On the very informative tour of the site we learned a lot about the Inca civilization and especially their building skills. It was great to see that the different walls were build with different techniques depending on the importance of the building.
The temples were constructed in the most impressive style of neatly fitted stones. It is unbelievable how the Inca were able to do such things. During the free walking tour in Cusco, our guide showed us the clear difference between Inca and “Incapable ” (Spanish) walls…
Before the Machu Picchu tour however, we climbed Machu Picchu mountain. David and I managed to go all the way to the top and enjoyed a breathtaking but also quite scary view (the path was very narrow and we were standing on the edge of the mountain).
After the mountain (it was super exhausting by the way, even if the altitude is actually lower than Cusco) and the tour, we had some more time to relax and look around. We left around the closure time at 5 pm and were exhausted. We were on our feet for a whole day and only ate snacks as food costs extremely much at the site. Unfortunately, it rained heavily when we arrived with the train, so finding the bus was another tour agency nightmare. Back in Cusco, we collapsed into our beds. Luckily, our hostel Ukukus which also booked the tour, refunded some of the money. They turned out to be very good at reacting to their own shortcomings. When we told them that there were no good pans in the kitchen, they bought a complete set of new pots and pans. Still, the hostel was not too recommendable (mainly because of the cat smell everywhere…). Concerning Machu Picchu, I would recommend going without the tour agency but definitely with a guide onto the site for the great information.

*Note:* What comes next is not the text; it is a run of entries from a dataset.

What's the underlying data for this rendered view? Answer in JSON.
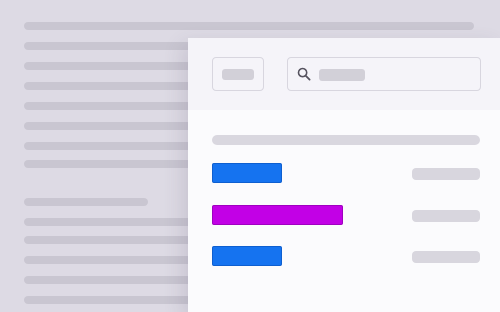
{
  "background_document": {
    "paragraph_1_lines": 8,
    "paragraph_2_lines": 5
  },
  "panel": {
    "header": {
      "filter_button": {},
      "search": {
        "icon": "search-icon"
      }
    },
    "table": {
      "column_header": {},
      "rows": [
        {
          "color": "#1573f0",
          "border": "#0e5fd0"
        },
        {
          "color": "#c200e6",
          "border": "#a000c0"
        },
        {
          "color": "#1573f0",
          "border": "#0e5fd0"
        }
      ]
    }
  }
}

After Machu Picchu, we were all a bit exhausted and partly sick, so we didn’t do too much. One of our main activities was visiting the San Pedro Market for delicious fruit and vegetables as well as Artesanía shopping. We also went to the (great!) Free Walking Tour e with Richard who spoke the best English of all Peruvian guides so far and knew all about Peru’s 4000 types of potatoes. Cusco really is a beautiful city, however the altitude makes breathing quite hard when walking uphill.
Chris and I then went out to find some place to dance. It was super crowded in the center and extremely loud fireworks still went off everywhere. Finally, we found a club where the entry was only 10 Soles (3 dollars) and not 150 like in a famous backpackers’ place. We were the only Gringos and one/two heads taller than everyone else but we really enjoyed ourselves. The only problem, dancing at an altitude of 3400 meters is really exhausting.
After four days together, Chris’ parents left for Lima and then Panama. Chris, David, who will travel with us until La Paz, and I still took three more days to relax and explore the area. With our Boleto, we also went to the ruins of Pisac (independently), the salt terraces of Maras, the Inca terrace laboratory of Moray (with a tour) and some museums in Cusco. Even though Machu Picchu was definitely the highlight, all those places were really nice and worth checking out. And again, we were lucky with the weather: bright sunshine in Moray and Maras and in Pisac, the thunderstorm hit the next valley while we only had a few raindrops.
Moray and Maras:
The rest of our time, we chilled at the hostel, cooked nice food and tasted food outside. On a gastronomic fair, we even tasted guinea pig, the local favourite. It tasted alright, even though this picture makes it look quite cruel (and pretty hilarious…)
After a great week in this beautiful city where we really needed our Alpaca sweaters for the first time on this trip (it gets really cold at night), we are off to our next adventure: Lake Titicaca and Bolivia, here we come. More from there soon and a belated happy new year to all of you!